Strophanthus hispidus, Kombe-seed.
Strophanthus is a muscle poison; it increases the contractile power of all striped muscles. Acts on the heart; increasing the systole and diminishes the rapidity. May be used with advantage to tone the heart, and run off dropsical accumulations. In small doses for weak heart; it feels enlarged. In mitral regurgitation, where oedema and dropsy have supervened (Digit). Strophanthus occasions no gastric distress, has no cumulative effects, is a greater diuretic, and is safer for the aged, as it does not affect the vaso-motors. In pneumonia and in severe prostration from haemorrhage after operations and acute diseases. After the long use of stimulants; irritable heart of tobaccosmokers. Arterio-sclerosis; rigid arteries of aged. Restores tone to a brittle tissue, especially of the heart muscle and valves. Especially useful in failing compensation dependent upon fatty heart. Hives. Anaemia with palpitation and breathlessness. Exophthalmia goitre. Corpulent persons.
Head.--Temporal pains with double vision, impaired sight; brilliant eyes, flushed face. Senile vertigo.

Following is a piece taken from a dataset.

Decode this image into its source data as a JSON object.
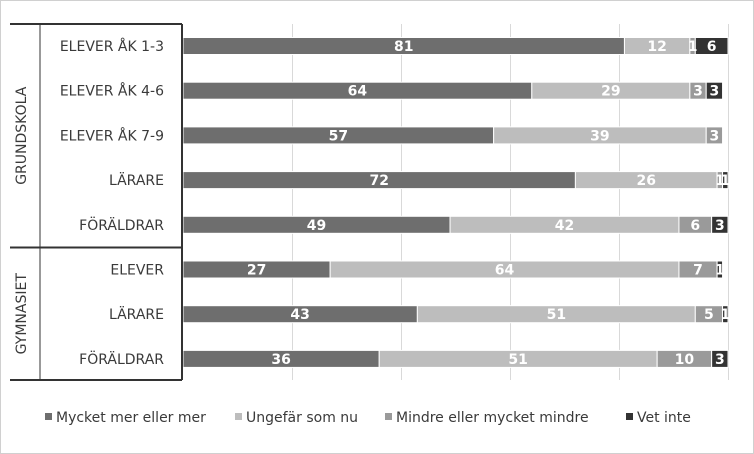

Stomach.--Nausea with special disgust for alcohol and so aids in treatment of dipsomania. Seven drops of tincture.
Urinary.--Increased secretion; scanty and albuminous.
Female.--Menorrhagia; uterine haemorrhage; uterus heavily congested. Aching pain through hips and thighs during climacteric.
Respiratory.--Dyspnoea, especially on ascending. Lungs congested. Oedema of lungs. Bronchial and cardiac asthma.
Heart.--Pulse quickened. Heart's action weak, rapid irregular, due to muscular debility; and insufficiency. Cardiac pain.
Skin.--Urticaria, especially more chronic forms.
Extremities.--Swollen, dropsical. Anasarca.
Relationship.--Compare: Digit (but is slower than strophant in its action); Phos ac (weak heart, irregular pulse, fluttering sensation in cardiac region, palpitation during sleep, fainting).
Dose.--Tincture and 6x potency. In more acute cases, five to ten drops of the tincture three times a day.